I first tried combining Brussels sprouts with classic mac and cheese on a chilly weekend and was amazed at how much flavor and texture the sprouts add to the familiar comfort of the dish.
Ingredients
- Pasta: 400 g (14 oz) elbow macaroni
- Vegetables: 350 g (12 oz) Brussels sprouts trimmed and halved, 2 tbsp olive oil, Salt and black pepper to taste
- Cheese Sauce: 3 tbsp unsalted butter, 3 tbsp all-purpose flour, 700 ml (3 cups) whole milk, 200 g (7 oz) sharp cheddar cheese shredded, 100 g (3.5 oz) Gruyère cheese shredded, 1 tsp Dijon mustard, 1/2 tsp garlic powder, 1/2 tsp smoked paprika, Salt and pepper to taste
- Topping: 60 g (2 oz) panko breadcrumbs, 30 g (1 oz) grated Parmesan cheese, 1 tbsp melted butter, 2 tbsp chopped fresh parsley (optional)
Instructions
- Prep Oven and Sheet Pan:
- Preheat oven to 220°C (425°F). Line a large rimmed sheet pan with parchment paper.
- Roast Brussels Sprouts:
- Toss Brussels sprouts with olive oil, salt, and pepper. Spread on half the sheet pan.
- Cook Pasta:
- Cook macaroni in salted boiling water 2 minutes less than package directions, then drain.
- Make Cheese Sauce:
- Melt butter in a saucepan, whisk in flour and cook for 1 minute. Gradually add milk, whisking until smooth and slightly thickened, about 5 minutes.
- Finish Sauce:
- Remove saucepan from heat. Stir in cheddar, Gruyère, Dijon mustard, garlic powder, smoked paprika, salt, and pepper until cheese is melted.

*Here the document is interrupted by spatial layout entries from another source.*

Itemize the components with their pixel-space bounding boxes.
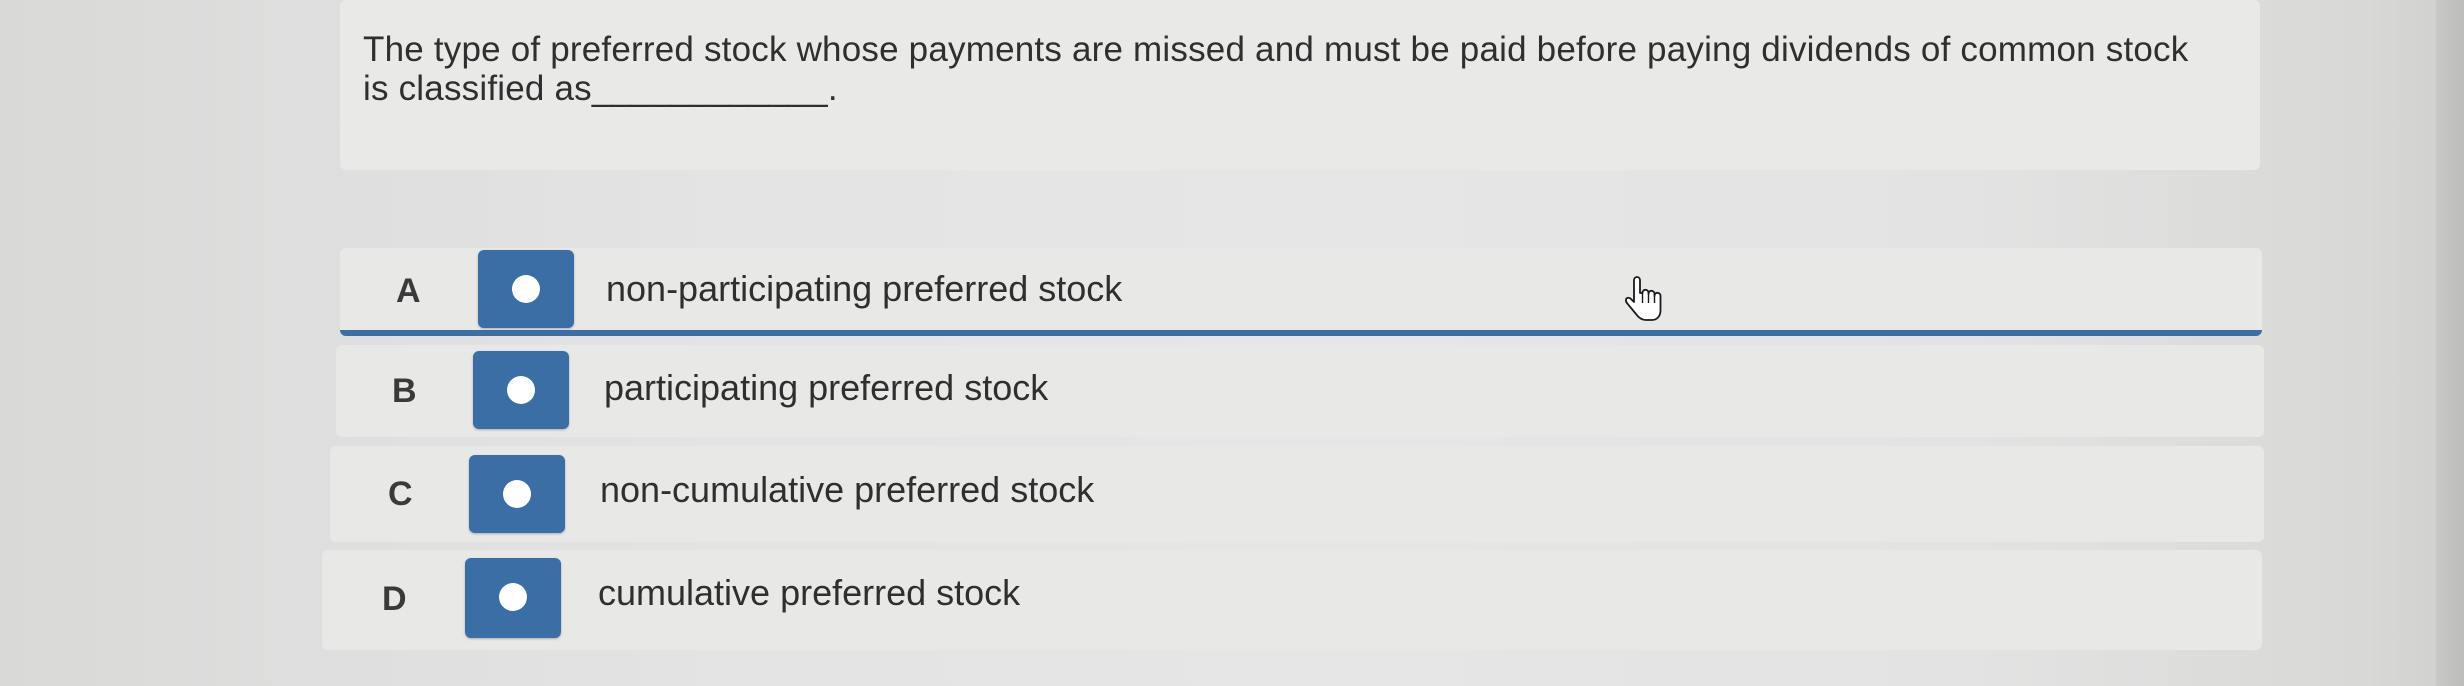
option-letter-c: C xyxy=(388,475,413,513)
question-text: The type of preferred stock whose paymen… xyxy=(363,30,2189,108)
hand-pointer-icon xyxy=(1625,276,1662,321)
option-letter-d: D xyxy=(382,580,407,618)
radio-dot-icon xyxy=(503,480,531,508)
option-label-d[interactable]: cumulative preferred stock xyxy=(598,572,1020,614)
radio-dot-icon xyxy=(499,583,527,611)
screen-edge xyxy=(2436,0,2464,686)
radio-dot-icon xyxy=(507,376,535,404)
option-letter-a: A xyxy=(396,272,421,310)
option-radio-c[interactable] xyxy=(469,455,565,533)
option-label-c[interactable]: non-cumulative preferred stock xyxy=(600,469,1094,511)
option-radio-b[interactable] xyxy=(473,351,569,429)
radio-dot-icon xyxy=(512,275,540,303)
option-radio-d[interactable] xyxy=(465,558,561,638)
option-label-b[interactable]: participating preferred stock xyxy=(604,367,1048,409)
option-letter-b: B xyxy=(392,372,417,410)
option-radio-a[interactable] xyxy=(478,250,574,328)
option-label-a[interactable]: non-participating preferred stock xyxy=(606,268,1122,310)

- Combine Pasta and Sauce:
- Mix drained pasta with cheese sauce.
- Arrange on Sheet Pan:
- Spread macaroni mixture on the other half of the sheet pan, next to Brussels sprouts.
- Add Topping:
- Mix panko, Parmesan, and melted butter in a bowl. Sprinkle over macaroni.
- Bake:
- Bake 18 to 22 minutes, until Brussels sprouts are roasted and crumb topping is golden.
- Finish:
- Sprinkle with parsley before serving if desired.
Save This dish has become a favorite for family gatherings, where everyone enjoys scooping out crispy portions right from the sheet pan together at the table.
Required Tools
Large rimmed sheet pan, saucepan, whisk, mixing bowls, cheese grater
Allergen Information
Contains dairy (milk, cheese, butter) and gluten (pasta, flour, panko). May contain eggs depending on the pasta type, check labels for gluten-free or egg-free versions.
Nutritional Information
Calories per serving: 500. Total Fat: 24 g. Carbohydrates: 53 g. Protein: 20 g.
Save Serve hot while the breadcrumbs are crispy and Brussels sprouts are tender. This makes leftovers that reheat beautifully, too.
Recipe FAQ
- → How do I ensure crispy edges on the macaroni?
Use a rimmed sheet pan and spread the macaroni mixture evenly. Baking uncovered at a high temperature helps develop crispy cheese edges.
- → Can I substitute the cheeses used in the sauce?
Yes, Gruyère can be replaced with fontina or Monterey Jack for a milder taste while retaining creaminess.
- → What’s the best way to roast Brussels sprouts evenly?
Toss the sprouts in olive oil, salt, and pepper, then spread them in a single layer on half the sheet pan to allow even caramelization.
- → Is this dish suitable for a gluten-free diet?
To make it gluten-free, substitute pasta and panko breadcrumbs with certified gluten-free alternatives.
- → How can I add extra flavor to the cheese sauce?
A pinch of chili flakes or smoked paprika can elevate the sauce with subtle heat and depth.